Decoding aging: proteins, aggregation and neurodegeneration in mice

Illustrated by: Dr. Gaetano Calabrese

Authors: Dr. Cristen Molzahn, Dr. Erich R Kuechler, Dr. Irina Zemlyankina, Dr. Lorenz Nierves, Dr. Tahir Ali, Dr. Grace Cole, Dr. Jing Wang, Dr. Razvan F Albu, Dr. Mang Zhu, Dr. Neil R Cashman, Dr. Sagine Gilch, Dr. Aly Karsan, Dr. Philipp F Lange, Dr. Jorg Gsponer, Dr. Thibault Mayor

Title: Shift of the Insoluble Content of the Proteome in the Aging Mouse Brain

Summary: As we get older, our cells may have a harder time dealing with misshapen proteins, which can lead to problems in maintaining the normal balance of proteins in our bodies. In simpler organisms such as C. elegans, a tiny worm, this protein imbalance is linked to proteins clumping together, a process known as protein aggregation. However, it is not fully understood how this process functions in aging mammals.
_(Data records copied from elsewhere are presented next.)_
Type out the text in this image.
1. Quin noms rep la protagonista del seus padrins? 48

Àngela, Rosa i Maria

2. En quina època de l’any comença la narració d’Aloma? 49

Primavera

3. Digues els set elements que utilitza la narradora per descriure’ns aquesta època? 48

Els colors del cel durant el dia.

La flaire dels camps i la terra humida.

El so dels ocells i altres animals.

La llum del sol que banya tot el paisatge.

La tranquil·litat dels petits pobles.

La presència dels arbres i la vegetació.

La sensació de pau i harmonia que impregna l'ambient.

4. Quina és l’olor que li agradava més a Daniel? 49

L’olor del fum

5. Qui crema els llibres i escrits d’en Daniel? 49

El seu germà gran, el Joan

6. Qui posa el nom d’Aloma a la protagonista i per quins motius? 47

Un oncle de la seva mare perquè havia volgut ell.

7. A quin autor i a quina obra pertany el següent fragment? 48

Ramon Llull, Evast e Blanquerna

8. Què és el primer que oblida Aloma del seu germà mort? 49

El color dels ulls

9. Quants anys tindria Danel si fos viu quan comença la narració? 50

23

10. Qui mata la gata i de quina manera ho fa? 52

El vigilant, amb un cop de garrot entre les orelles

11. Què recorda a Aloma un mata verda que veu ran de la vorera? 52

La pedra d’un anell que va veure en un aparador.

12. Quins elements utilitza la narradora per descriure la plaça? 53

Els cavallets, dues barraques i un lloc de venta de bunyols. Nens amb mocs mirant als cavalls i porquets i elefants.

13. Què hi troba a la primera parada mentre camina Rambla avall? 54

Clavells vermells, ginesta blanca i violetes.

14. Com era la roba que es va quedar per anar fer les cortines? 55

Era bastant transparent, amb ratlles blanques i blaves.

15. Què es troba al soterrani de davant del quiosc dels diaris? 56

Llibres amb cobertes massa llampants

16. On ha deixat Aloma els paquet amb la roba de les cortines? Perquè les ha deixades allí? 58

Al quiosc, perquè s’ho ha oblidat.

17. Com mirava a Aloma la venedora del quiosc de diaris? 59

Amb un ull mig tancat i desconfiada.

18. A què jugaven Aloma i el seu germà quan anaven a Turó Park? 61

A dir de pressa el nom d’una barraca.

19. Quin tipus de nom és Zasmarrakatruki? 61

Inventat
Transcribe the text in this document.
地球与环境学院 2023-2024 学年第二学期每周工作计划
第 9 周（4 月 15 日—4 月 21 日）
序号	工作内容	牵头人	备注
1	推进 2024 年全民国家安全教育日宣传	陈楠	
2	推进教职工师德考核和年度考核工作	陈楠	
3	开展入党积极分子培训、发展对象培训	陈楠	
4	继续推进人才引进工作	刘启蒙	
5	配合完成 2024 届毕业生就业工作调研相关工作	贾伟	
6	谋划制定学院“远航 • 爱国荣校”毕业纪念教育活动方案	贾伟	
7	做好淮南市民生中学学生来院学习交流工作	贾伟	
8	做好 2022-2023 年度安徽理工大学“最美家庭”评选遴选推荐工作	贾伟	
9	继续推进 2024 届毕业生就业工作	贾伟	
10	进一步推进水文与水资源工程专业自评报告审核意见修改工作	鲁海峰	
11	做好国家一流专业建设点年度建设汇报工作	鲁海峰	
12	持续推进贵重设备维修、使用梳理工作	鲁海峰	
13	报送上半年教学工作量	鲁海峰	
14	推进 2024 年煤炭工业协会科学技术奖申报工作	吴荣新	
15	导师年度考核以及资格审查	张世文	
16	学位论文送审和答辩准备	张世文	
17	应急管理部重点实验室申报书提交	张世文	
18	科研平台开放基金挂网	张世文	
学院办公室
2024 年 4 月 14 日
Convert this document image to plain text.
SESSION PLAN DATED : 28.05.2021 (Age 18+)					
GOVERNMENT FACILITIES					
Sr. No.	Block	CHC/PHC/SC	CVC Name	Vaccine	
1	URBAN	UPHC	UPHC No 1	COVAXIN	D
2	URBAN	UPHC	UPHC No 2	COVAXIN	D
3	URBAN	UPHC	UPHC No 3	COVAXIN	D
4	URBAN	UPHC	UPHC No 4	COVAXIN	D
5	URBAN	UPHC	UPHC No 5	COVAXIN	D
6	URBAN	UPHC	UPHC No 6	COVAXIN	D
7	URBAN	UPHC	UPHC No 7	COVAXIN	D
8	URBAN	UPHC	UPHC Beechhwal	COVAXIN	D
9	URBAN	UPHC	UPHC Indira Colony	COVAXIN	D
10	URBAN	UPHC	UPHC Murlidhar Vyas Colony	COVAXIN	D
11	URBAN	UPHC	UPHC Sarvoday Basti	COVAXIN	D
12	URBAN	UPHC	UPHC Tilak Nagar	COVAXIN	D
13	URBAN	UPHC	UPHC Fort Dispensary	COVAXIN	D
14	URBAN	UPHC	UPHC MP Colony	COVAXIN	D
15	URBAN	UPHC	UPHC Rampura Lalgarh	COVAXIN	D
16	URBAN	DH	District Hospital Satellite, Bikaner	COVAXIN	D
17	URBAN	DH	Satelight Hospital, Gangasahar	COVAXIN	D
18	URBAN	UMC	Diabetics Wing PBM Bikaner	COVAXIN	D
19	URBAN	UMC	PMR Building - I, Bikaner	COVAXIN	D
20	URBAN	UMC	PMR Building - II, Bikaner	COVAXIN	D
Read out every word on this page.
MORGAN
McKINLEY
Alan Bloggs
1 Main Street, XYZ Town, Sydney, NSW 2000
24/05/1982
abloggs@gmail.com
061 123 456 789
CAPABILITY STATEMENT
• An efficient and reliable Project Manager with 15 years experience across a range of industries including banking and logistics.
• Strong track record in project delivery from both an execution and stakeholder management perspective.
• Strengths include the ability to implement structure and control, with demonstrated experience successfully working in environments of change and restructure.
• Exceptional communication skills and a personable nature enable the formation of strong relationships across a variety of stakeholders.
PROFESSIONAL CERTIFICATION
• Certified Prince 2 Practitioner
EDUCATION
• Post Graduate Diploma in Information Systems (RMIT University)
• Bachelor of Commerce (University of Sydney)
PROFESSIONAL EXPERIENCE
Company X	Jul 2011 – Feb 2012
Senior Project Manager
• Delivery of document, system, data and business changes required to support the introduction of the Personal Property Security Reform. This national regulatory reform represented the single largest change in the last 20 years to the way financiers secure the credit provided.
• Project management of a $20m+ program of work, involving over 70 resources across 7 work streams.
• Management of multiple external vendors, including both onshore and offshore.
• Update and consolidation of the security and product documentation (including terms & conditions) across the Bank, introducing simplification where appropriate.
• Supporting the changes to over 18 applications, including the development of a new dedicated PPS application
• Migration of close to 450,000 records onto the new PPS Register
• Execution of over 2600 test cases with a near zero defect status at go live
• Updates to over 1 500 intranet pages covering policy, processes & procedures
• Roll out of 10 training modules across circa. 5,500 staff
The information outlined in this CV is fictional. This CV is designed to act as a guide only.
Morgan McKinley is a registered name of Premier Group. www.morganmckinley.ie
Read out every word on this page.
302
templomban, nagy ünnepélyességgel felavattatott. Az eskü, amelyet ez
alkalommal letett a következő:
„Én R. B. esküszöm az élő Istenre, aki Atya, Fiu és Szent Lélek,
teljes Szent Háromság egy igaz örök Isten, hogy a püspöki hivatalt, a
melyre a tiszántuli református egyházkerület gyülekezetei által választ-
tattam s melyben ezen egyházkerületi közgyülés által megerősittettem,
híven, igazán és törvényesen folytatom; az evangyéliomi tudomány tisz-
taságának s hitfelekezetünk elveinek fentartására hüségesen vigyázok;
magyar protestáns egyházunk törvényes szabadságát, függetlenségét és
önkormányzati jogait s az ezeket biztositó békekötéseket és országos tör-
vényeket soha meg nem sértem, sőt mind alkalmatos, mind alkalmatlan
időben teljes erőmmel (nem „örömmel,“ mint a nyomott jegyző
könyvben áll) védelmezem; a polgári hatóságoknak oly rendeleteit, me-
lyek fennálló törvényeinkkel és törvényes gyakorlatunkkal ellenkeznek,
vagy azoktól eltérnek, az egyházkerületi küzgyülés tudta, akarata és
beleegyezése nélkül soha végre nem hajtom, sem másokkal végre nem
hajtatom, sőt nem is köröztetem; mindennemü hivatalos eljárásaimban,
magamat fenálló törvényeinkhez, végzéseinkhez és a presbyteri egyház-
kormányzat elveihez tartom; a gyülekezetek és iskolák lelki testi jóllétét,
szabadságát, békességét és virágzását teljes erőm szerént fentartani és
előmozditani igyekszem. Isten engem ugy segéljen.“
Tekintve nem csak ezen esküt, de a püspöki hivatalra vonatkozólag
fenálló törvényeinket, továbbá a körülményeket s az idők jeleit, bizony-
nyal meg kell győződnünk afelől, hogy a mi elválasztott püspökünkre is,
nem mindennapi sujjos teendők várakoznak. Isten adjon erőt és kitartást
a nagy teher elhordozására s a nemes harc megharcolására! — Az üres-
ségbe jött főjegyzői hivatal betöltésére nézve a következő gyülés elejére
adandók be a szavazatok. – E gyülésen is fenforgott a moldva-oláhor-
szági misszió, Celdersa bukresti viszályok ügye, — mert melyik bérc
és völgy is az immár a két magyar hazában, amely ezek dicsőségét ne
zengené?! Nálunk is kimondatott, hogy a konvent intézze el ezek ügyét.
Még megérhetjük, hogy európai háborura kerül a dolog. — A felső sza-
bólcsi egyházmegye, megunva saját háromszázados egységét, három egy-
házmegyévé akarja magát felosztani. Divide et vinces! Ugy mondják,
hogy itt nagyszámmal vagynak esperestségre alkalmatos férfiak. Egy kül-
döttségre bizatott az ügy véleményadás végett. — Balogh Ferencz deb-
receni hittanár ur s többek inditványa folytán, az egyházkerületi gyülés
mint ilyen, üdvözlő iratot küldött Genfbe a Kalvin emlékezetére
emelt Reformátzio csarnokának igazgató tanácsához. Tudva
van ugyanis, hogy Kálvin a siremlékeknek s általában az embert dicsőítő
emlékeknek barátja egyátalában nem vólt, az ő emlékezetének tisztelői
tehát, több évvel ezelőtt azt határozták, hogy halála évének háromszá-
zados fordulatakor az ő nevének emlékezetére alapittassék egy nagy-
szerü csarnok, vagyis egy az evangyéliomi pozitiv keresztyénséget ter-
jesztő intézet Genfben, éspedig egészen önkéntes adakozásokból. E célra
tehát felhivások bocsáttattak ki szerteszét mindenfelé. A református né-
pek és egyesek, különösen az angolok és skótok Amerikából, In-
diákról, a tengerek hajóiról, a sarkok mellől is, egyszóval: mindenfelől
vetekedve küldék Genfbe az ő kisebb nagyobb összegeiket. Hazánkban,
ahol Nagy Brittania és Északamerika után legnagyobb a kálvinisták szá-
In this new study by Dr. Mayor’s team, scientists used a high-tech method to examine the composition of proteins in the brains of mice. They discovered a group of 171 proteins, including one called a-crystallin, that tend to clump together more in older mice. To get a better understanding of this mechanism, they also examined data from other studies about proteins involved in aging and neurodegeneration. Surprisingly, this showed that the proteins that clump together in younger mice are typically different from those that do so in older mice. 

In younger mice, the proteins that clump together are more likely to be disordered in shape, associated with membraneless structures in cells, and involved in activities related to RNA (a molecule that helps make proteins). However, as mice age, more well-structured proteins tend to form these clumps. This suggests that age-related changes in how proteins are organized in the brain lead to the clumping of proteins with specific characteristics. Importantly, this is not related to proteins involved in forming membraneless cellular structures. The study suggests that specific proteins tend to aggregate in the brains of older mice, and the characteristics of these proteins are different from those in younger mice. This deepens the understanding of protein aggregation changes with age and provides insight into the cellular processes associated with aging.